Лео, я не собираюсь быть им судьей.
Энди Ривз, облаченный в смокинг, выходит вскоре после полуночи. У меня в этой ситуации нет оснований начинать издалека или умничать. Я выхожу из своей машины и иду к его «мустангу». Когда Ривз видит меня, на лице у него отнюдь не радостное выражение.
– Что вы здесь делаете, Дюма?
– Называйте меня моим псевдонимом, – говорю я. – Дик Шафтвуд.

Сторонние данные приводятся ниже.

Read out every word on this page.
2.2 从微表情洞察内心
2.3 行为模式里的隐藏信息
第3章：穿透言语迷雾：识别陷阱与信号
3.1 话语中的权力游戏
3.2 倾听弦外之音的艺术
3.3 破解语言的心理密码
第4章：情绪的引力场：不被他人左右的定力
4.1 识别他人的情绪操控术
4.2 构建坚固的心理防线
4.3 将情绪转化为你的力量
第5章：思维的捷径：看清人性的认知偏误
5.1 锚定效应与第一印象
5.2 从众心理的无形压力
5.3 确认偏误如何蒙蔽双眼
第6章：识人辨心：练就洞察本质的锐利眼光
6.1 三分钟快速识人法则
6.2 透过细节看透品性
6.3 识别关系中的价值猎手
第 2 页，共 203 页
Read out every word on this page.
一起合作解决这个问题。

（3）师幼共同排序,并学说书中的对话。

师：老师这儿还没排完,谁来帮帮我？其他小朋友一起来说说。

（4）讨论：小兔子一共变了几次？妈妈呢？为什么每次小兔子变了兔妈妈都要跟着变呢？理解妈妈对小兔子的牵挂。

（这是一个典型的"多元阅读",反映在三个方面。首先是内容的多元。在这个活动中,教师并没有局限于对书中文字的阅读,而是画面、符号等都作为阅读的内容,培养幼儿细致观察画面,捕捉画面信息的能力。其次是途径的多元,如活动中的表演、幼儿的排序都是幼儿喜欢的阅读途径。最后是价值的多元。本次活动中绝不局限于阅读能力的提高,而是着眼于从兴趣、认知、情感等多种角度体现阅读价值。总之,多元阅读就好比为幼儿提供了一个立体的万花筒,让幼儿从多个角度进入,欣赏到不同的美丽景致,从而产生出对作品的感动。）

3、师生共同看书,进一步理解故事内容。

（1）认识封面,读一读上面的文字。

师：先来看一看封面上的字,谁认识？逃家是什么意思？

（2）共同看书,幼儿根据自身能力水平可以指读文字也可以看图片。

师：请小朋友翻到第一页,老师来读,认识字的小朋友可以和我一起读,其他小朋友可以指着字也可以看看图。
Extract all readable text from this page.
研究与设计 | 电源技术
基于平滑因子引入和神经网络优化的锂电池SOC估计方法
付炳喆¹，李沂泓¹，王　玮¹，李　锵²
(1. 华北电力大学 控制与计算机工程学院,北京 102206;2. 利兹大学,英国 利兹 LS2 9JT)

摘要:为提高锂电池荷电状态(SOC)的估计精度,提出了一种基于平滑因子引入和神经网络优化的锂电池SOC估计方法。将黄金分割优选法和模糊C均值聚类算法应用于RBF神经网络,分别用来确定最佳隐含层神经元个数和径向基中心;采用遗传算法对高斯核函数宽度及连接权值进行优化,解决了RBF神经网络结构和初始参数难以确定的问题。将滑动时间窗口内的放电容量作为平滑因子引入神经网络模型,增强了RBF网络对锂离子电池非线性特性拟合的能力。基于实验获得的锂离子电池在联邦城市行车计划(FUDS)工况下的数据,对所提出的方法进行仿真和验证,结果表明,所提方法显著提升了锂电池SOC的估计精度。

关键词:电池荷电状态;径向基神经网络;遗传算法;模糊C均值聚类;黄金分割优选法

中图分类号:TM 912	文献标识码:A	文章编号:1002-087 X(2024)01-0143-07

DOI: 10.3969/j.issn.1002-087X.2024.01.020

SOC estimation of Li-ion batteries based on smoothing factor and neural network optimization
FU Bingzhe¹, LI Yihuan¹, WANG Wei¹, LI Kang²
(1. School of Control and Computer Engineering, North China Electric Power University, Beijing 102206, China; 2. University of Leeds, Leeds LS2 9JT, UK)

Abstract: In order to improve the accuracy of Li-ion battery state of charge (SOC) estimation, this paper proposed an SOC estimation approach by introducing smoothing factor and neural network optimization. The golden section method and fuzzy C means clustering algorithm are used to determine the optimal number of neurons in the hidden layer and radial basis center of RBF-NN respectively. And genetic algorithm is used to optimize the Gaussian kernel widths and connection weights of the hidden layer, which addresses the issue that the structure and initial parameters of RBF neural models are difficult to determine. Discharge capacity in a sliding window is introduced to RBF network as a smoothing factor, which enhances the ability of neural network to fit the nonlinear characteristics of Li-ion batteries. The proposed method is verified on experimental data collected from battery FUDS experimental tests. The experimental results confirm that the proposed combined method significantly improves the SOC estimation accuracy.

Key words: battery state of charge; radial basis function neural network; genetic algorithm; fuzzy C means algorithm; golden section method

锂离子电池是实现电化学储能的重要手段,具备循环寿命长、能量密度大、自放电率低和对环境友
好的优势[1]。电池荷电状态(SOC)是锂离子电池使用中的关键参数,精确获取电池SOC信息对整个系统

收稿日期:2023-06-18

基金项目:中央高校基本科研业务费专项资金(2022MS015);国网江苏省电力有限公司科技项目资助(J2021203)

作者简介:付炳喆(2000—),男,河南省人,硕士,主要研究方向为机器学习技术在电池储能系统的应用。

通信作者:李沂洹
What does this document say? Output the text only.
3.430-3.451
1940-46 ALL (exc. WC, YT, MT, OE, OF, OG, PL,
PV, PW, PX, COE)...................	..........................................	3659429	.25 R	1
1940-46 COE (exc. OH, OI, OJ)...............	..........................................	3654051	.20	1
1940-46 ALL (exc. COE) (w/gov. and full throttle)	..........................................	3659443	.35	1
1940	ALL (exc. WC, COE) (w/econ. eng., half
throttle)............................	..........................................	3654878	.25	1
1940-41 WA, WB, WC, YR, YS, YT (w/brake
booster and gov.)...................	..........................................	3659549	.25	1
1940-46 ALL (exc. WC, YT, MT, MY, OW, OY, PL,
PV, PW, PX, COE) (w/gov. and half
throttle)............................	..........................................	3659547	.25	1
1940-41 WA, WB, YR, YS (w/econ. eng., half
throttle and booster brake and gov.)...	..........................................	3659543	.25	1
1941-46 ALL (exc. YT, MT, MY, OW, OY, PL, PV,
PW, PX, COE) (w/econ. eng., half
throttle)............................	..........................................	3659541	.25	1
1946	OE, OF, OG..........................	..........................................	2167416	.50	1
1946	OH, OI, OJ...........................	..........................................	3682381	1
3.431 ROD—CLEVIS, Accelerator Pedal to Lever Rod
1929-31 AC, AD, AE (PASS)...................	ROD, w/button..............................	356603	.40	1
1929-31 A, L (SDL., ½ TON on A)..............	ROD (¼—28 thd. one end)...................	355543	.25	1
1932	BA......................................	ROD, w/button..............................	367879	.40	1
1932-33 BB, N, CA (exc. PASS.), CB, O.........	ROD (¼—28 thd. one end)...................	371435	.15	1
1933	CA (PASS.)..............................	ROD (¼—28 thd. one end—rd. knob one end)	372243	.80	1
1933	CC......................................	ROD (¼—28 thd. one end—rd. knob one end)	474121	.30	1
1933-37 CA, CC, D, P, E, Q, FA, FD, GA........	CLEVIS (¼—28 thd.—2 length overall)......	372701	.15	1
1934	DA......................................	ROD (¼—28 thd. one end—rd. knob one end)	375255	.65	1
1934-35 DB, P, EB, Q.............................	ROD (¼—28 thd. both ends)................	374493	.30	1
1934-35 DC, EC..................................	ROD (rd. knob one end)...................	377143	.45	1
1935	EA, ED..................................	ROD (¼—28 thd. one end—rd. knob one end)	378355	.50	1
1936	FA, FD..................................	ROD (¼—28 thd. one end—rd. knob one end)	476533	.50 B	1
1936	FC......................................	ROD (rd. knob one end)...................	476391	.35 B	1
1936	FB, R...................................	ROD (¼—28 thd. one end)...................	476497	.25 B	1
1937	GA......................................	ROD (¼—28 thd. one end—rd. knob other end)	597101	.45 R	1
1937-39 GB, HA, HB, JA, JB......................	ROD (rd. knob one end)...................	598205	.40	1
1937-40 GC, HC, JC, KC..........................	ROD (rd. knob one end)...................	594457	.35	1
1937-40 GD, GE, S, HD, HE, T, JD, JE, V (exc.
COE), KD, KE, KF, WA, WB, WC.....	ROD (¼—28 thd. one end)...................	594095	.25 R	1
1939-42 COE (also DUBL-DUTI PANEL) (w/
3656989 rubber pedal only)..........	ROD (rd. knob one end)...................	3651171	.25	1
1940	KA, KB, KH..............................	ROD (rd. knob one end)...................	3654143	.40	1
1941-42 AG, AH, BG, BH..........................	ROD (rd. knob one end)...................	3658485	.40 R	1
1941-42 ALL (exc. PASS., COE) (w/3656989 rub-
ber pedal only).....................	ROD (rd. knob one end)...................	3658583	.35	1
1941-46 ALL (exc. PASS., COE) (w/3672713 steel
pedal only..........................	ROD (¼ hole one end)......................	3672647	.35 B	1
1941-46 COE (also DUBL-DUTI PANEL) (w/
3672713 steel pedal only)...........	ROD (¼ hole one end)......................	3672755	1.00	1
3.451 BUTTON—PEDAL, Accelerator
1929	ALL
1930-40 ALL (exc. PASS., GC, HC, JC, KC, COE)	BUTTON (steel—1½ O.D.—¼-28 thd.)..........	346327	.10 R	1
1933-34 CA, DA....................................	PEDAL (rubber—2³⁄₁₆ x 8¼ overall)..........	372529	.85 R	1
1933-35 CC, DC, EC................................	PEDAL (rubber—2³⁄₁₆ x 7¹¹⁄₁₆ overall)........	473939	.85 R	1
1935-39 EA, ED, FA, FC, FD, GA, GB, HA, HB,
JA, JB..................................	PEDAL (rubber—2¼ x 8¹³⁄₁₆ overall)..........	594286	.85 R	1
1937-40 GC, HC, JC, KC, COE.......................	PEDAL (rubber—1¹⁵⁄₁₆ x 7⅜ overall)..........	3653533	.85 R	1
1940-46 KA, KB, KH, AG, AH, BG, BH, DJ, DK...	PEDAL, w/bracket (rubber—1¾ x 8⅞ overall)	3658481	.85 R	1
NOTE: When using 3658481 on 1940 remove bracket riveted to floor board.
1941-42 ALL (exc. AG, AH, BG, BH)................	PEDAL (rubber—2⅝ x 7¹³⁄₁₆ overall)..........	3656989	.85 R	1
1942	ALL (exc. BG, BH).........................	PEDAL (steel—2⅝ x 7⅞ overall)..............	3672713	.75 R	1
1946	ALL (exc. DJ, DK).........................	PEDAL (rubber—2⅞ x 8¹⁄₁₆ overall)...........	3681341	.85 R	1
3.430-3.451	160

Ему это не кажется смешным.
– Как вы меня нашли?
– Ваш сайт помог. Я член клуба поклонников Другого Пианиста.
И это тоже не кажется Ривзу смешным. Он ускоряет шаг.
– Мне вам нечего сказать. – Потом, подумав, произносит: – Если только вы не принесли мне пленку.
– Не принес, – отвечаю я. – Но я уже наелся, Энди.
– И что это значит?
– Это значит, что либо вы все мне выкладываете, либо я прямо сейчас рассылаю эту запись. – Я держу телефон так, будто мой большой палец готов нажать клавишу «отправить». Я блефую. – Начну с моего приятеля в «Вашингтон пост», а дальше пойду по адресам.
Глаза Ривза мечут кинжалы.
Я издаю вздох.
– Ну, как хотите. – Я делаю вид, что нажимаю кнопку.
– Постойте!
Мой палец замирает в готовности.
– Если я скажу вам правду о базе, вы даете слово забыть об этом?
– Да, – говорю я.
Он делает шаг ко мне.
– Вы должны поклясться памятью брата.
Ривз совершает ошибку, втягивая тебя в это дело, но я и в самом деле клянусь. Я мог бы внести в это оговорку. Мог бы сказать ему, что, если он или его шестерки причастны к смерти моего брата, я не только запою, как певучая канарейка, но лично приложу усилия к тому, чтобы каждый из них в отдельности и все они вместе понесли наказание.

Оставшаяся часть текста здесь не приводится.